Ce second conflit finit d'achever la Tchétchénie. L'’'opération anti-terroristes" jugée "affaire intérieure" par les russes se révèlent être un véritable "nettoyage" qui mène la Tchétchénie à son anéantissement le plus complet. De nombreuses ONG continuent de dénoncer les exactions commises par les russes en matière des droits de l'homme.

On dénombre officiellement 3 500 morts depuis septembre 1999. Les comités de mères de soldats en dénombrent trois fois plus...

2001 : Le président Poutine signe un décret retirant la responsabilité de "l'opération anti-terroriste en Tchétchénie" à l'armée et la confiant aux troupes du ministère de l'Intérieur. Les trois quarts des 80 000 soldats engagés devraient être retirés dans les mois à venir. Le chef de l’administration tchétchène pro-russe Akhmad Kadyrov dénonce les " crimes à grande échelle " commis par les militaires russes. Le président Poutine reconnaît des " abus ".

2002 : le 10 janvier, l'état-major russe affirme avoir remporté la victoire en Tchétchénie.

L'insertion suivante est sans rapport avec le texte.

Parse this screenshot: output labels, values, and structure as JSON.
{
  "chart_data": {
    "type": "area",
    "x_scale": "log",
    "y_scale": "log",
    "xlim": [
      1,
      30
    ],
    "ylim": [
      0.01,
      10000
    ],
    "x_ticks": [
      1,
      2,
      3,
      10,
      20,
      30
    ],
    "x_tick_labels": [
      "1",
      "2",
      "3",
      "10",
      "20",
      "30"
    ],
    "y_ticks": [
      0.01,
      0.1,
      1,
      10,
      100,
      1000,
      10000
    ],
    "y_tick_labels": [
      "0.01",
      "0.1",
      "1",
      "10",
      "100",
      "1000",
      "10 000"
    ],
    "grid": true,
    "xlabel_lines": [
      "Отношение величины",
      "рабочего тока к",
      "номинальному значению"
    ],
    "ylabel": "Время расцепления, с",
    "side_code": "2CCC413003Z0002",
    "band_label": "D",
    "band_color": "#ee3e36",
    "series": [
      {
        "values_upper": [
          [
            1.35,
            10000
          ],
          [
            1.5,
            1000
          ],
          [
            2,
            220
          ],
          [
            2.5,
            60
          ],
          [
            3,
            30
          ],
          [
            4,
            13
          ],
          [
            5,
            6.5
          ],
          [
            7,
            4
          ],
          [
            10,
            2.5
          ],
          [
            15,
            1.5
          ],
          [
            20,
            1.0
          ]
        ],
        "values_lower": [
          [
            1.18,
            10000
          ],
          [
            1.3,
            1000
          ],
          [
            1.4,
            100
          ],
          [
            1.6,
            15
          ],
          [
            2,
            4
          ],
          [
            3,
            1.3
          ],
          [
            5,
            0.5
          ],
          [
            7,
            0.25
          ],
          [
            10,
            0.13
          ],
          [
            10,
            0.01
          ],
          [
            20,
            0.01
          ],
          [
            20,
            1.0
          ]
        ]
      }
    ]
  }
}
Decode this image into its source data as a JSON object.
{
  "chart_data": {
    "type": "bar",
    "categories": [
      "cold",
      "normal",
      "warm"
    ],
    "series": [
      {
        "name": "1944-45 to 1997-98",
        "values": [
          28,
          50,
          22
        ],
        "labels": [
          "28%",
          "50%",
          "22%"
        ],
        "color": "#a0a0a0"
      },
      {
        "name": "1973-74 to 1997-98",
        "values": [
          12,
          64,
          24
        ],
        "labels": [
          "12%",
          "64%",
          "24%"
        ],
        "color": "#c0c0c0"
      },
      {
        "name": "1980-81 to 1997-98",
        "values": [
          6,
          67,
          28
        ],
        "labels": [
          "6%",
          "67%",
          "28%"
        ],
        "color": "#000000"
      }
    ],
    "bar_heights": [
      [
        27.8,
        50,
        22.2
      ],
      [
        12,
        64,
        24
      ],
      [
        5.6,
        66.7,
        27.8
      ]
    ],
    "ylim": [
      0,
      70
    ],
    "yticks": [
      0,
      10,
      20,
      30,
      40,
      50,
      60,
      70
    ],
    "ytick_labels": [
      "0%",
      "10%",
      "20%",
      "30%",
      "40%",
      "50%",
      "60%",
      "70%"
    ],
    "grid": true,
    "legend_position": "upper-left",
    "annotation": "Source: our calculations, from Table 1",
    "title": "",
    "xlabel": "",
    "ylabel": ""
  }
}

24 juin: Vladimir Poutine a, pour la première fois, adouci ses propos sur la guerre en Tchétchénie lors d'une conférence de presse tenue au Kremlin. Ambigu, le chef du Kremlin n'a toutefois parlé ni du retrait des troupes ni de pourparlers avec le président tchétchène, Aslan Maskhadov.

Les organisations humanitaires de défense des droits de l'homme continuent à dénoncer la poursuite des exactions de l'armée russe.

22 juillet: Appel de l'administration américaine et du Conseil de l'Europe au gouvernement russe pour mettre fin à la guerre.

23-26 octobre: Un commando d'une cinquantaine de tchétchènes a investi une salle de spectacles de Moscou et a pris au moins 700 personnes en otages. Le commando réclame la fin des hostilités et le retrait des troupes russes de Tchétchénie. Dans la nuit du 25 au 26 octobre, les forces spéciales russes donnent l'assaut, utilisant un gaz paralysant. Tous les membres du commando sont tués, ainsi que de très nombreux otages.

27 décembre: Attentat sanglant à Grozny : des kamikazes se font sauter avec une voiture bourrée d'explosifs au pied du siège du gouvernement pro-russe de Tchétchénie. Le bilan des victimes ne cesse de s'alourdir et est officiellement chiffré au 2 janvier 2003 à 80 morts et 152 blessés. Le président indépendantiste Aslan Maskhadov condamne l'attentat tout en déclarant qu'il démontrait l'échec de la politique du gouvernement russe en Tchétchénie.

31 décembre: Le gouvernement russe décide de ne pas renouveler le mandat de la mission de l'OSCE (Organisation pour la Sécurité et la Coopération en Europe) en Tchéchénie. En fait, cette dernière s'est avérée totalement impuissante et le gouvernement séparatiste se félicite qu'il ait été mis fin à "cette fiction".

Selon les chiffres officiels, le nombre des soldats russes tués en Tchétchénie en 2002 s'est élevé à "plus de 4 700"

2003

Février : Le Commissaire aux droits de l'Homme du Conseil de l'Europe Alvaro Gil-Roblès a effectué une visite en Tchétchénie et en Ingouchie, république où sont réfugiés environ 150 000 Tchétchènes. Il appelle les séparatistes à cesser les combats et les autorités russes à lutter de façon plus efficace contre les exactions de l'armée. .

23 mars: En l'absence d'observateurs internationaux, un référendum est organisé en Tchétchénie par les Russes. Le président séparatiste Aslan Maskhadov les a aussitôt contestés.

11 avril: Le Monde a publié un article à propos d'un rapport des autorités tchétchènes pro-russes transmis "au plus haut niveau de l'Etat" (c'est-à-dire à Vladimir Poutine). Ce document fait état entre autres de 100 exécutions de civils par mois tout au long de l'année 2002, de près de 3 000 cadavres retrouvés dans des charniers, d'enlèvements et de tortures.